Le Démon de maître Prosper est une novella fantastique et horrifique dans lequel un narrateur bien particulier nous raconte sa vie de chasseur de démons. Car dans cet univers aux contours assez flous, mais qui correspond à notre monde à une époque qui se rapproche de la Renaissance, les démons existent et prennent possession des humains. C’est ce qui va arriver au nouveau-né de la Duchesse d’Essen qui a été possédé par un démon, ennemi de longue date de notre narrateur. Problème pour notre narrateur, les exorcismes qu’il pratique entraîne la plupart du temps la mort de l’hôte. Alors comment combattre un démon qui a pris possession du corps d’un prince sans risquer sa propre vie en répercussion ?
C’est le sujet de cette novella dans laquelle notre narrateur à la verve naturelle va nous raconter le plan machiavélique qu’il a monté pour surmonter cette difficulté. Le récit est rempli de digressions sur la vie de notre narrateur qui nous apprennent les combats qu’il a déjà menés contre ce même démon et nous permettent d’en savoir plus sur la nature de ces démons. De plus, le plan du narrateur est loin d’être direct et nous emmène dans différentes directions et notamment à la rencontre du plus grand savant de l’époque, Maître Prosper, une figure qui fait penser à Léonard de Vinci, à la fois ingénieur, artiste, mathématicien, philosophe… Et Maître Prosper a justement un nouveau projet artistique d’envergure auquel notre narrateur va participer. La finalité du plan de notre narrateur ne se dévoilera que dans les toutes dernières pages offrant un dénouement détonant et spectaculaire à la novella que j’ai trouvé très réussi.
Le démon de maître Prosper est un récit volontairement flou qui nous emmène dans l’esprit perturbé et fluctuant du narrateur. Comme vous pouvez le voir, ce narrateur ne se nomme jamais et sa description physique reste également très vague. C’est la même chose pour les démons qui sont simplement nommés via un article « Il », « Elle » ou encore « Eux » et dont la description physique est changeante selon les personnes qui les rencontrent. Le flou est également entretenu à travers le récit entrecoupé de flash-back, de digressions et de discussions philosophiques et artistiques. L’absence de linéarité et le fait que beaucoup de choses sont suggérées sans être dites mettent le lecteur dans une position d’inconfort. On est plongé dans un monde que l’on a du mal à comprendre et dans lequel les notions de bien et de mal sont remises en question. Car la question du bien et du mal est au centre de ce récit.
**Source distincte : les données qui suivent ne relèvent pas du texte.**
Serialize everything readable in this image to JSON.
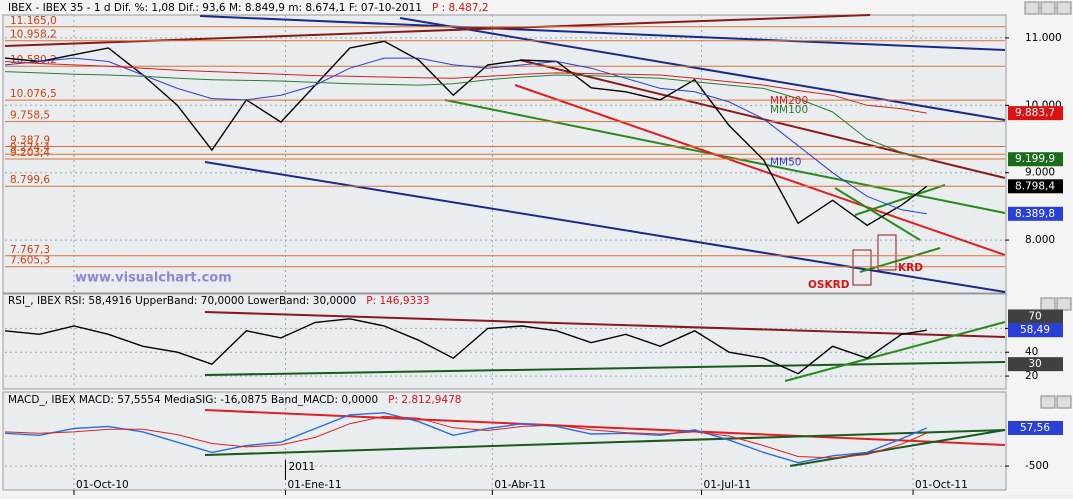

Le narrateur que l’on suit est censé appartenir au bien et être l’ennemi du mal représenté par les démons. Et pourtant il avoue lui-même que cela est trompeur. Véritable anti-héros, le narrateur possède une âme bien noire, il est sans scrupule, antipathique et est bien loin de la figure qu’on peut imaginer du bien. À l’inverse, le mal que peuvent faire les démons dans cette novella n’est pas clair, il est question d’un objectif maléfique sur le très long terme, mais à l’échelle d’un être humain, il est difficile de vraiment comprendre l’impact négatif de ces démons. Les barrières du bien et du mal sont ainsi intelligemment remises en question.
J’ai finalement beaucoup aimé cette novella, le ton du récit volontairement cru et cynique du récit, la manière dont l’intrigue nous mène en bateau, les réflexions sur le bien et le mal et le final spectaculaire m’ont convaincue. [...] Cependant, c’est le genre de final qui marche parfaitement pour un format court et j’espère que le deuxième tome viendra étoffer l’univers.